What draws men to girls

The skirt would also pass as a belt and the blouse is the crucial button too wide open, so that more than just the chest is visible. If girls dress in a particularly provocative manner, parents fear that their daughters are sending the wrong signals to the wrong people with their choice of clothes. Elisabeth Raffauf, author of numerous books on puberty, explains how parents can make their daughters aware of this effect.

SZ.de: Why do many girls dress particularly sexy during puberty?

Elisabeth Raffauf: You are currently looking for your identity. The girls try out how they affect others. So they dress conspicuously, put on make-up or style their hair. In their search for themselves, they orientate themselves towards others they like. It could be models or actresses, or the girl at school who everyone loves. When a teenager dresses similarly, there is also the hope that they will belong and be so popular.

Do the girls know about the effect their clothing has on much older men, for example on teachers?

Some of them sure, but for very few that is the main focus. Adults think teenagers dress so sexy to turn men on. Most of the time, the girls want to impress the other girls, boys too, of course. You're just trying out new roles. How they affect others, you can tell by their comments - and they come from the clique or from other girls in the class every day: "What are you wearing, why are you not styled?" Teenagers quickly feel that they only belong if they dress appropriately. It is not so easy to please your peers. It varies between "Why aren't you wearing anything new?" and "Are you coming up with something new again?"

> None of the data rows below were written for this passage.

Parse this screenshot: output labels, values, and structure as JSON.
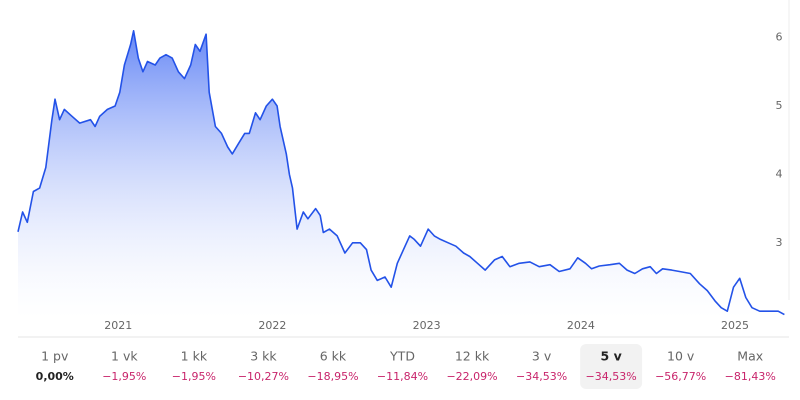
{
  "chart_data": {
    "type": "line",
    "x": [
      2020.35,
      2020.38,
      2020.41,
      2020.45,
      2020.49,
      2020.53,
      2020.57,
      2020.59,
      2020.62,
      2020.65,
      2020.7,
      2020.75,
      2020.82,
      2020.85,
      2020.88,
      2020.93,
      2020.98,
      2021.01,
      2021.04,
      2021.08,
      2021.1,
      2021.13,
      2021.16,
      2021.19,
      2021.24,
      2021.27,
      2021.31,
      2021.35,
      2021.39,
      2021.43,
      2021.47,
      2021.5,
      2021.53,
      2021.57,
      2021.59,
      2021.63,
      2021.67,
      2021.71,
      2021.74,
      2021.78,
      2021.82,
      2021.85,
      2021.89,
      2021.92,
      2021.96,
      2022.0,
      2022.03,
      2022.05,
      2022.09,
      2022.11,
      2022.13,
      2022.16,
      2022.2,
      2022.23,
      2022.28,
      2022.31,
      2022.33,
      2022.37,
      2022.42,
      2022.47,
      2022.52,
      2022.57,
      2022.61,
      2022.64,
      2022.68,
      2022.73,
      2022.77,
      2022.81,
      2022.85,
      2022.89,
      2022.92,
      2022.96,
      2023.01,
      2023.05,
      2023.09,
      2023.14,
      2023.19,
      2023.24,
      2023.28,
      2023.33,
      2023.38,
      2023.44,
      2023.49,
      2023.54,
      2023.6,
      2023.67,
      2023.73,
      2023.8,
      2023.86,
      2023.93,
      2023.98,
      2024.03,
      2024.07,
      2024.12,
      2024.19,
      2024.25,
      2024.3,
      2024.35,
      2024.4,
      2024.45,
      2024.49,
      2024.53,
      2024.59,
      2024.64,
      2024.71,
      2024.77,
      2024.82,
      2024.87,
      2024.91,
      2024.95,
      2024.99,
      2025.03,
      2025.07,
      2025.11,
      2025.16,
      2025.23,
      2025.28,
      2025.32
    ],
    "series": [
      {
        "color": "#2352e8",
        "values": [
          3.16,
          3.45,
          3.3,
          3.75,
          3.8,
          4.1,
          4.8,
          5.1,
          4.8,
          4.95,
          4.85,
          4.75,
          4.8,
          4.7,
          4.85,
          4.95,
          5.0,
          5.2,
          5.6,
          5.9,
          6.1,
          5.7,
          5.5,
          5.65,
          5.6,
          5.7,
          5.75,
          5.7,
          5.5,
          5.4,
          5.6,
          5.9,
          5.8,
          6.05,
          5.2,
          4.7,
          4.6,
          4.4,
          4.3,
          4.45,
          4.6,
          4.6,
          4.9,
          4.8,
          5.0,
          5.1,
          5.0,
          4.7,
          4.3,
          4.0,
          3.8,
          3.2,
          3.45,
          3.35,
          3.5,
          3.4,
          3.15,
          3.2,
          3.1,
          2.85,
          3.0,
          3.0,
          2.9,
          2.6,
          2.45,
          2.5,
          2.35,
          2.7,
          2.9,
          3.1,
          3.05,
          2.95,
          3.2,
          3.1,
          3.05,
          3.0,
          2.95,
          2.85,
          2.8,
          2.7,
          2.6,
          2.75,
          2.8,
          2.65,
          2.7,
          2.72,
          2.65,
          2.68,
          2.58,
          2.62,
          2.78,
          2.7,
          2.62,
          2.66,
          2.68,
          2.7,
          2.6,
          2.55,
          2.62,
          2.65,
          2.55,
          2.62,
          2.6,
          2.58,
          2.55,
          2.4,
          2.3,
          2.15,
          2.05,
          2.0,
          2.35,
          2.48,
          2.2,
          2.05,
          2.0,
          2.0,
          2.0,
          1.95
        ]
      }
    ],
    "xlim": [
      2020.35,
      2025.35
    ],
    "xticks": [
      2021,
      2022,
      2023,
      2024,
      2025
    ],
    "ylim": [
      1.9,
      6.55
    ],
    "yticks": [
      3,
      4,
      5,
      6
    ]
  },
  "periods": [
    {
      "label": "1 pv",
      "change": "0,00%"
    },
    {
      "label": "1 vk",
      "change": "−1,95%"
    },
    {
      "label": "1 kk",
      "change": "−1,95%"
    },
    {
      "label": "3 kk",
      "change": "−10,27%"
    },
    {
      "label": "6 kk",
      "change": "−18,95%"
    },
    {
      "label": "YTD",
      "change": "−11,84%"
    },
    {
      "label": "12 kk",
      "change": "−22,09%"
    },
    {
      "label": "3 v",
      "change": "−34,53%"
    },
    {
      "label": "5 v",
      "change": "−34,53%"
    },
    {
      "label": "10 v",
      "change": "−56,77%"
    },
    {
      "label": "Max",
      "change": "−81,43%"
    }
  ],
  "selected": 8
}
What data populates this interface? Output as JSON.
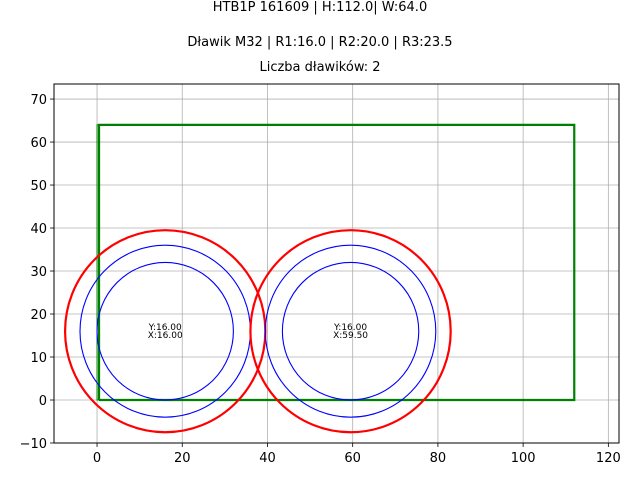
{
  "titles": {
    "line1": "HTB1P 161609 | H:112.0| W:64.0",
    "line2": "Dławik M32 | R1:16.0 | R2:20.0 | R3:23.5",
    "line3": "Liczba dławików: 2"
  },
  "chart_data": {
    "type": "scatter",
    "title": "HTB1P 161609 | H:112.0| W:64.0\nDławik M32 | R1:16.0 | R2:20.0 | R3:23.5\nLiczba dławików: 2",
    "xlabel": "",
    "ylabel": "",
    "xlim": [
      -10.1,
      122.5
    ],
    "ylim": [
      -10,
      73.5
    ],
    "xticks": [
      0,
      20,
      40,
      60,
      80,
      100,
      120
    ],
    "yticks": [
      -10,
      0,
      10,
      20,
      30,
      40,
      50,
      60,
      70
    ],
    "grid": true,
    "rectangle": {
      "x": 0,
      "y": 0,
      "width": 112.0,
      "height": 64.0,
      "color": "#008000"
    },
    "glands": [
      {
        "x": 16.0,
        "y": 16.0,
        "label_y": "Y:16.00",
        "label_x": "X:16.00",
        "radii": [
          {
            "r": 16.0,
            "color": "#0000ff"
          },
          {
            "r": 20.0,
            "color": "#0000ff"
          },
          {
            "r": 23.5,
            "color": "#ff0000"
          }
        ]
      },
      {
        "x": 59.5,
        "y": 16.0,
        "label_y": "Y:16.00",
        "label_x": "X:59.50",
        "radii": [
          {
            "r": 16.0,
            "color": "#0000ff"
          },
          {
            "r": 20.0,
            "color": "#0000ff"
          },
          {
            "r": 23.5,
            "color": "#ff0000"
          }
        ]
      }
    ]
  },
  "colors": {
    "rect": "#008000",
    "inner_circles": "#0000ff",
    "outer_circle": "#ff0000",
    "grid": "#b0b0b0"
  }
}
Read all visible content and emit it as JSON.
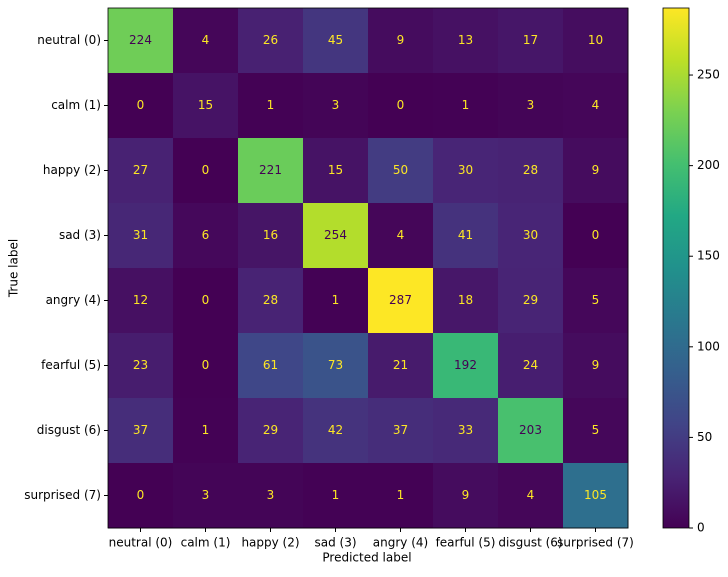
{
  "chart_data": {
    "type": "heatmap",
    "xlabel": "Predicted label",
    "ylabel": "True label",
    "categories": [
      "neutral (0)",
      "calm (1)",
      "happy (2)",
      "sad (3)",
      "angry (4)",
      "fearful (5)",
      "disgust (6)",
      "surprised (7)"
    ],
    "values": [
      [
        224,
        4,
        26,
        45,
        9,
        13,
        17,
        10
      ],
      [
        0,
        15,
        1,
        3,
        0,
        1,
        3,
        4
      ],
      [
        27,
        0,
        221,
        15,
        50,
        30,
        28,
        9
      ],
      [
        31,
        6,
        16,
        254,
        4,
        41,
        30,
        0
      ],
      [
        12,
        0,
        28,
        1,
        287,
        18,
        29,
        5
      ],
      [
        23,
        0,
        61,
        73,
        21,
        192,
        24,
        9
      ],
      [
        37,
        1,
        29,
        42,
        37,
        33,
        203,
        5
      ],
      [
        0,
        3,
        3,
        1,
        1,
        9,
        4,
        105
      ]
    ],
    "colormap": "viridis",
    "zlim": [
      0,
      287
    ],
    "zticks": [
      0,
      50,
      100,
      150,
      200,
      250
    ]
  }
}
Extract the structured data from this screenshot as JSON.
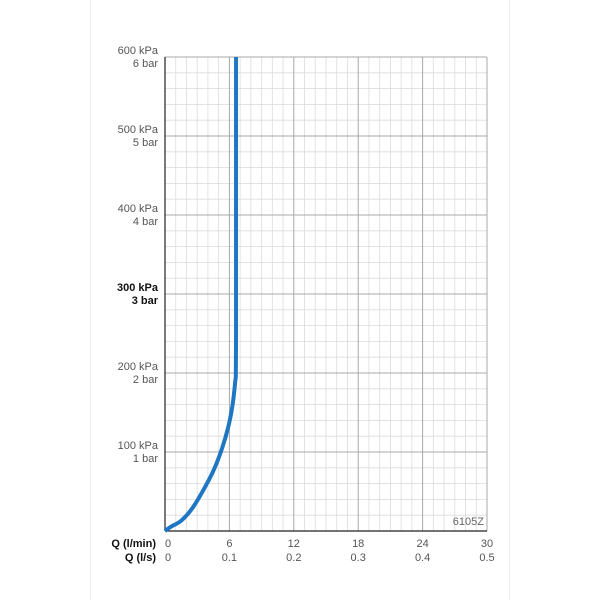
{
  "chart_data": {
    "type": "line",
    "code_label": "6105Z",
    "x_primary": {
      "label": "Q (l/min)",
      "range": [
        0,
        30
      ],
      "ticks": [
        0,
        6,
        12,
        18,
        24,
        30
      ],
      "tick_labels": [
        "0",
        "6",
        "12",
        "18",
        "24",
        "30"
      ]
    },
    "x_secondary": {
      "label": "Q (l/s)",
      "range": [
        0,
        0.5
      ],
      "tick_labels": [
        "0",
        "0.1",
        "0.2",
        "0.3",
        "0.4",
        "0.5"
      ]
    },
    "y_axis": {
      "range": [
        0,
        600
      ],
      "unit": "kPa",
      "ticks": [
        100,
        200,
        300,
        400,
        500,
        600
      ],
      "labels_kpa": [
        "100 kPa",
        "200 kPa",
        "300 kPa",
        "400 kPa",
        "500 kPa",
        "600 kPa"
      ],
      "labels_bar": [
        "1 bar",
        "2 bar",
        "3 bar",
        "4 bar",
        "5 bar",
        "6 bar"
      ],
      "emphasized_tick": 300
    },
    "grid": true,
    "series": [
      {
        "color": "#1f77c4",
        "x": [
          0,
          0.5,
          1.5,
          2.5,
          3.5,
          4.5,
          5.3,
          5.9,
          6.3,
          6.55,
          6.6,
          6.62,
          6.62,
          6.62,
          6.62
        ],
        "y": [
          0,
          5,
          13,
          28,
          50,
          76,
          104,
          132,
          160,
          190,
          200,
          250,
          350,
          500,
          600
        ]
      }
    ]
  }
}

In view of the provocative clothing, mothers and fathers fear not only for the reputation, but also for the safety of their daughters. Are you in a losing position because all that matters is the opinion of other teenagers?

If parents only comment disparagingly about the daughter's style and insinuate that she mainly wants to turn on boys with it, then yes. Because with such negative assessments, all teenagers shut down. It is therefore important that the parents tell the child clearly: "We know you are not after the turn on with your short skirt. But you may not realize how sexy and provocative you are to men and I don't want you being addressed stupidly or groped. " In addition, parents should find out what is important to their child about their clothes, what they like about the style of others. Perhaps they can get the daughter to recognize what she wants herself: Is she really no longer recognized in the group when the skirt is so long that the girl feels comfortable in it? Parents should also reconsider their own motivations.

So why is she so upset about the daughter's sexy clothes?

Exactly. In addition to worry, there could also be a reason that the mother is secretly annoyed: Now the daughter is one of those young, beautiful women who find men attractive - but no longer herself. Admitting that to yourself is of course difficult. There are also fathers who do not yet want to accept that daddy's little darling will become a woman.

And then at some point - for whatever reason - the exasperated sentence: "You won't leave my house like that!" How do you avoid this confrontation?

At the end of a discussion, parents should explain again why they don't want that: "I don't want you to go out of the house like that because you are sending out such false signals to some men and I'm afraid for your safety." But if you think you can get around this issue without a fight, you can forget it. Puberty is a time of strife and friction, and that is important too. This is only possible if parents show understanding for the children's motives, but nevertheless take a clear position and stick to this attitude - unless their child convinces them with arguments that the parents were not yet aware of. But only those who, as parents, defend their convictions and stick to their principles can give the child security. Mothers and fathers have to endure being mistaken for stupid spoilsport for a while. Of course, there is no guarantee that the girls won't turn the cuff on their skirt again when they're out the front door. However, parents shouldn't control that either.